The virtual-reality machine goes back at least as far as Isaac Asimov’s 1955 story “Dreaming Is A Private Thing.” In that story, the future that spawned “dreamies” looks pretty much like the present. Only the machine itself is added. Dozois’ future, in contrast, is multi-layered and different. Casually mentioned details accumulate, creating a rich, bleak surround for the story: “the bus stopped to take on methane.” “Somewhere out there a killer satellite had found its prey.” A hologram of Botticelli’s Adoration of the Magi. A Santa Fe comprising adobe buildings, “mock adobe buildings,” and megastructures of “terraces and tetrahedrons.” Cambodian immigrant children chattering in Spanish. Here is a future complex enough to inhabit.
And we do. The Asimov story describes story events, and we observe them with interest. In the Dozois story, we live the events. Again through the rich use of matter-of-fact detail, we feel as if we’re riding that ramshackle bus beside Kleisterman, eating at that Santa Fe greasy spoon. We taste it, smell it, feel it in our bones.

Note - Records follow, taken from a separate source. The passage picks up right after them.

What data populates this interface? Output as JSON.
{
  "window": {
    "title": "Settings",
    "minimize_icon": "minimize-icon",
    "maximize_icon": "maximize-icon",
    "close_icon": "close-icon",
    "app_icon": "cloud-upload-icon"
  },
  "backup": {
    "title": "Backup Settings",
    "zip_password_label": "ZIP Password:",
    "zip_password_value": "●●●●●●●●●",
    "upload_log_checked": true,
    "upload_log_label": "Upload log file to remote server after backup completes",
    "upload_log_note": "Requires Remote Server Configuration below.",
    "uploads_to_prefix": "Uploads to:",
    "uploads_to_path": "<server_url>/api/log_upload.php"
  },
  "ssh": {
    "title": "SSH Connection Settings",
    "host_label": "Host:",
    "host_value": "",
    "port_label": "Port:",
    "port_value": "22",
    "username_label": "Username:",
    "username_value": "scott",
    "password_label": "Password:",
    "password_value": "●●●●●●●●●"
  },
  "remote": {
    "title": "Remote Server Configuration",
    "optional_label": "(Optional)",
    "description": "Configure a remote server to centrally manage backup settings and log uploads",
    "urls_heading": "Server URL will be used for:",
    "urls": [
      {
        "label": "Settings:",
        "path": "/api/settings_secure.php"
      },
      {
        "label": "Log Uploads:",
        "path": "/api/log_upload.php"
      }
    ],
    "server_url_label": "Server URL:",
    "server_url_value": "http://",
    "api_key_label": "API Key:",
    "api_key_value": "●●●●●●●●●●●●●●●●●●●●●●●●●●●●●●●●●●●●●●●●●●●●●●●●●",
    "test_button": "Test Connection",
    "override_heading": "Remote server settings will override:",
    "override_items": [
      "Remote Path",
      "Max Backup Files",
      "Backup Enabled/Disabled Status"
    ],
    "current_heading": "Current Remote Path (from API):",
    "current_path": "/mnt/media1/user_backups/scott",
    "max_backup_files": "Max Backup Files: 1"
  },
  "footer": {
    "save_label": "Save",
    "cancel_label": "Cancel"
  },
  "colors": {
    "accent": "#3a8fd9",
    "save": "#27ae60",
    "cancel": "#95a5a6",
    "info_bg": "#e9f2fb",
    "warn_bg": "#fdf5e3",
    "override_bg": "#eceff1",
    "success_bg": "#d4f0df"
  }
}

But the largest difference between the 1955 and 1990 stories go much deeper. In “Dreaming Is a Private Thing” the protagonist faces several problems: recruiting new talent to create “dreamies,” possible government censorship due to dreamies being (gasp!) used as porn, and a star dreamer wanting to quit. In “Solace” the protagonist faces himself, and he . . . No, I won’t spoil it for you. But it’s a problem far more troubling and terrifying than employee relations.
The Asimov story seeks to entertain us, and it succeeds admirably. It is still, after nearly fifty years, fun to read. But the Dozois story is after more. It forces us to confront ourselves, and this depth of effect, plus the masterly use of detail, marks the best SF of today. It illustrates how far the field has come.
Plus, of course, illustrating the genius of Gardner Dozois.